Talk:CH391L/S12/HostOrganisms: Difference between revisions

Why would you choose certain chassis over others? Pros and cons of each?*Brian Renda 17:35, 13 February 2012 (EST):

• Michael Hammerling 14:49, 15 February 2012 (EST): Added description of Acenitobacter and a link to that paper.

Acinetobacter needs love. I can write up a short piece on it, otherwise here's a good paper. [1].*Brian Renda 17:35, 13 February 2012 (EST):

• Jeffrey E. Barrick 22:30, 13 February 2012 (EST): I want to know more about the advantages and disadvantages of yeast.

• Yi Kou 02:22, 14 February 2012 (EST): me too.

• Michael Hammerling 12:52, 20 February 2012 (EST): Done

• Jeremy R. McLain 18:58, 16 February 2012 (EST): So we can use various host organisms to replicate a gene of interest in a plasmid that we transform into the that organism. In the case of E. coli, you mentioned the strain we use in the lab can no longer survive in our bodies, so it shouldn't be much of a biohazard. Is that because people have manipulated its genes or is that just some particular strain found naturally?

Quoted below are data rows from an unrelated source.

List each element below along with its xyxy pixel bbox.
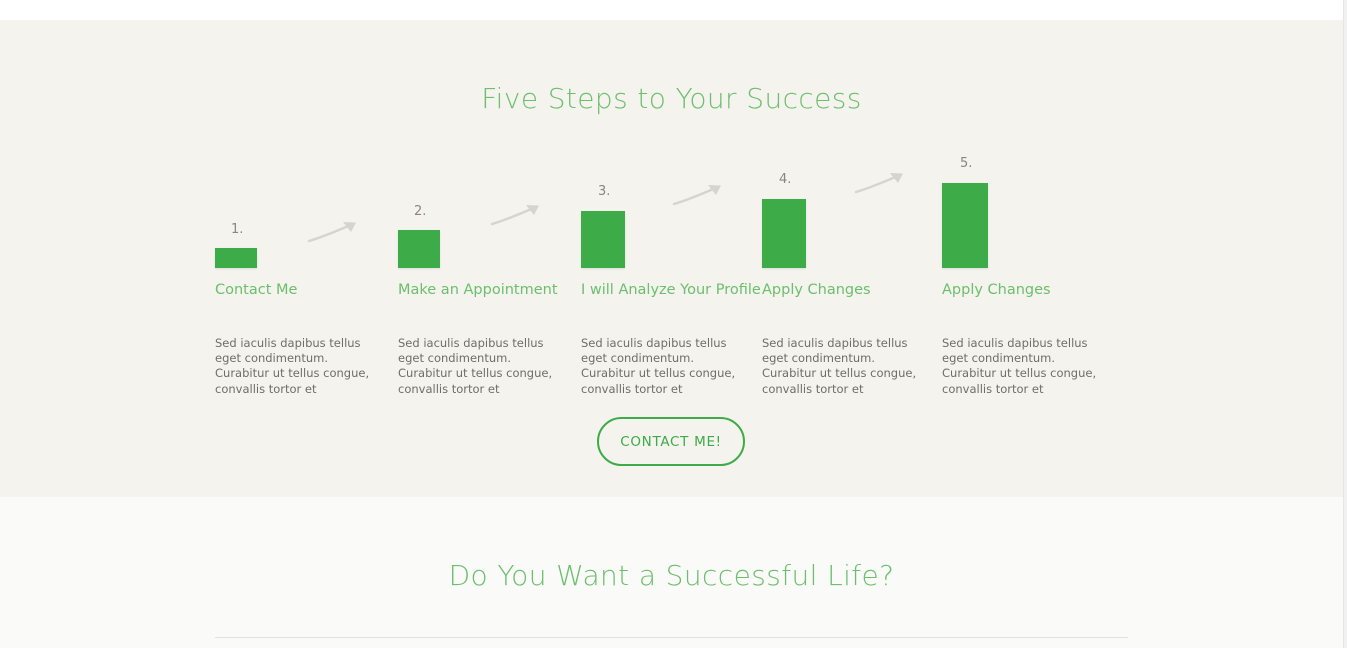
step-title[interactable]: Apply Changes (762, 281, 871, 300)
top-white-strip (0, 0, 1343, 20)
step-item-2[interactable]: 2. Make an Appointment Sed iaculis dapib… (398, 120, 576, 380)
step-bar (215, 248, 257, 268)
step-number: 1. (231, 222, 243, 238)
step-description: Sed iaculis dapibus tellus eget condimen… (762, 336, 930, 397)
steps-chart: 1. Contact Me Sed iaculis dapibus tellus… (215, 120, 1130, 380)
step-bar (581, 211, 625, 268)
five-steps-section: Five Steps to Your Success 1. Contact Me… (0, 20, 1343, 497)
step-title[interactable]: Apply Changes (942, 281, 1051, 300)
step-number: 2. (414, 204, 426, 220)
section-title: Do You Want a Successful Life? (0, 559, 1343, 593)
vertical-scrollbar[interactable] (1343, 0, 1347, 648)
step-bar (762, 199, 806, 268)
page-root: Five Steps to Your Success 1. Contact Me… (0, 0, 1347, 648)
step-title[interactable]: I will Analyze Your Profile (581, 281, 761, 300)
step-description: Sed iaculis dapibus tellus eget condimen… (398, 336, 566, 397)
step-item-3[interactable]: 3. I will Analyze Your Profile Sed iacul… (581, 120, 759, 380)
successful-life-section: Do You Want a Successful Life? (0, 497, 1343, 648)
step-number: 4. (779, 172, 791, 188)
step-item-1[interactable]: 1. Contact Me Sed iaculis dapibus tellus… (215, 120, 393, 380)
step-description: Sed iaculis dapibus tellus eget condimen… (581, 336, 749, 397)
step-description: Sed iaculis dapibus tellus eget condimen… (942, 336, 1110, 397)
step-number: 3. (598, 184, 610, 200)
step-title[interactable]: Make an Appointment (398, 281, 558, 300)
step-title[interactable]: Contact Me (215, 281, 297, 300)
divider (215, 637, 1128, 638)
step-item-4[interactable]: 4. Apply Changes Sed iaculis dapibus tel… (762, 120, 940, 380)
step-bar (942, 183, 988, 268)
step-number: 5. (960, 156, 972, 172)
page-title: Five Steps to Your Success (0, 82, 1343, 116)
step-description: Sed iaculis dapibus tellus eget condimen… (215, 336, 383, 397)
step-item-5[interactable]: 5. Apply Changes Sed iaculis dapibus tel… (942, 120, 1130, 380)
step-bar (398, 230, 440, 268)
contact-me-button[interactable]: CONTACT ME! (597, 417, 745, 466)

• Jeffrey E. Barrick 22:11, 18 February 2012 (EST):Many lab strains have lost certain genes needed for survival in natural environments. For E. coli, some strains have been in the lab for over a hundred years! (If you're into microbiology history-adventure stories, I recommend the book Microbe Hunters [2]) Sometimes they just lose regions of the genome that have genes necessary for survival in harsh environments because they are inherently unstable during replication. Sometimes strains that lose certain genes actually have an advantage over the "natural" strain and will outgrow and displace them in the lab. For example, some E. coli strains apparently became non-motile because it is costly to make flagella, and they have no use when grown in well-shaken flasks, so mutants displaced the motile ancestor at some point when they were grown in the lab and re-streaked to single colonies. Many pathogens also lose virulence factors when propagated in lab. This is the basis of "attenuated" vaccines.
• Jeffrey E. Barrick 22:20, 18 February 2012 (EST):You can never be too safe regarding the release of recombinant DNA into the environment. Even if our E. coli didn't survive outside the lab (which is not guaranteed), its DNA might be taken up by other organisms by horizontal gene transfer.

• Adam Meyer 12:09, 19 February 2012 (EST): How about something about different kinds of E. coli. Specifically cloning strains vs expression strains.

• Jeffrey E. Barrick 09:16, 20 February 2012 (EST):That's an awesome idea, and a very important thing to pay attention to.

• Michael Hammerling 12:51, 20 February 2012 (EST): Done

• Midhat Patel 13:02, 27 February 2012 (EST): Has there been any success using more complex eukaryotic organisms for genome integration? We used NIH3T3 cells in my last lab and added genes that coded for shRNA for the genes we were trying to knock out. Also, this may sound like a stupid question, but how exactly is DNA transfected into eukaryotic cells?

References

1. Metzgar D, Bacher JM, Pezo V, Reader J, Döring V, Schimmel P, Marlière P, and de Crécy-Lagard V. Acinetobacter sp. ADP1: an ideal model organism for genetic analysis and genome engineering. Nucleic Acids Res. 2004;32(19):5780-90. DOI:10.1093/nar/gkh881 | PubMed ID:15514111 | HubMed [Metzgar2004]

   Acinetobacter sp. ADP1: an ideal model organism for genetic analysis and genome engineering.

2. ISBN:0156027771 [deKruif1926]

   Adventure-history of early microbiology.